Cheviot to Kirk Yetholm (14 Miles) Sunday 25th August 2002
As soon as it is light enough in the morning we decide to strike camp and head down hill. The map indicates a mountain refuge hut a couple of kilometres away, which we make a bee-line for. Inside are two chaps walking south, who are just finishing their breakfast. We prepare ours and share tales of the night before. One of the guys admits to leaving some sunglasses back along the trail “If you find them, they are yours”. Keith found them, then a year to the day after, he lost them. I wonder where they are now? The sunglasses not the chaps.
We walked so far yesterday that we only have around 7 miles left, so we take our time over breakfast and saunter out into the grizzling day. One last major ascent, The Schill, then when we get to Black Hag, a choice, high road or low road? Unanimously we go for the low road. It’s wet and windy and we’ve had enough of being blown around. 2.5km outside Kirk Yetholm, the PW takes to the road, and undulates into KY, the elastic last kilometres keep stretching out. Can I hear the band tuning up? We pass a slightly dilapidated establishment with a couple of boarde up with windows and a couple of sullen youths hanging round. Looks like a young offenders half-way house. Not the most inspiring site to greet the weary traveller. A final steep hill (marked on the OS map as 1 in 7 to 1 in 5) and suddenly! We are walking into Kirk Yetholm.
No bands or pennants flying, just a Saab, Linda and Two Children. Hugs and misty eyes all round, final photos outside the Border Hotel. Then it’s a quick change of footwear and into the bar of the Border Hotel. We sign the book and accept our complimentary Guinness. A toast to absent friends, we sit in silence for a while. Scanning the previous names we see no sign of Richard and Julie. Maybe they gave up, or just didn’t bother to come in or sign the book. We enjoy a pleasant meal in the Hotel, then decide it’s time to head for home. We had originally intended to stay the night in KY, but it is barely 1 PM so we leave a note pinned to the door of the hostel explaining that we had come, conquered and left.

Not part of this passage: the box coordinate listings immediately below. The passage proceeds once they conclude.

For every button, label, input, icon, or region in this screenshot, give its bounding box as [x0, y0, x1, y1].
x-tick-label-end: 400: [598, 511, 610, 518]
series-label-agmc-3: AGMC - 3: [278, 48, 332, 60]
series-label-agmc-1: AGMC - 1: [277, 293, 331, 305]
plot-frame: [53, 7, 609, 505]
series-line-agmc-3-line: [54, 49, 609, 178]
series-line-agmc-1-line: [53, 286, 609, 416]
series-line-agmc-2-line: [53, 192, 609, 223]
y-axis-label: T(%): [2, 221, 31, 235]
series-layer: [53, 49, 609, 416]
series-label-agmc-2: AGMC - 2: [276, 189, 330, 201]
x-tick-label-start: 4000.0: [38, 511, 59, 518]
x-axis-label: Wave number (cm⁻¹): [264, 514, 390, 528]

I decide to make a dash for home, so Linda and Keith drive me to Berwick where I can catch a train back to London. Feeling rather tired and emotional the journey passes in a bit of a haze, except for being bussed past Doncaster (engineering works), and a call to Mike’s widow that I made as the train passed between Durham and Newcastle. Janette wasn’t at home, she had gone to see Mike’s grave in Newcastle, tomorrow would have been his birthday.
So what do we know now, that we didn’t know before we began? Well, I’m as tough as I thought, but not as tough as Keith. And Linda is a woman of extraordinary patience and generosity. Would we do it again? You bet! Will we do it again? Well… the 10th anniversary is starting to loom on the horizon. Maybe we should do it from North to South next time, and have a proper rest day at the end of each week. Now I have mentioned the weather grizzling quite often in these despatches, but we probably only got a proper wetting on three out of the nineteen days, for which we thanked our personal weather angel, who really should have been walking there with us.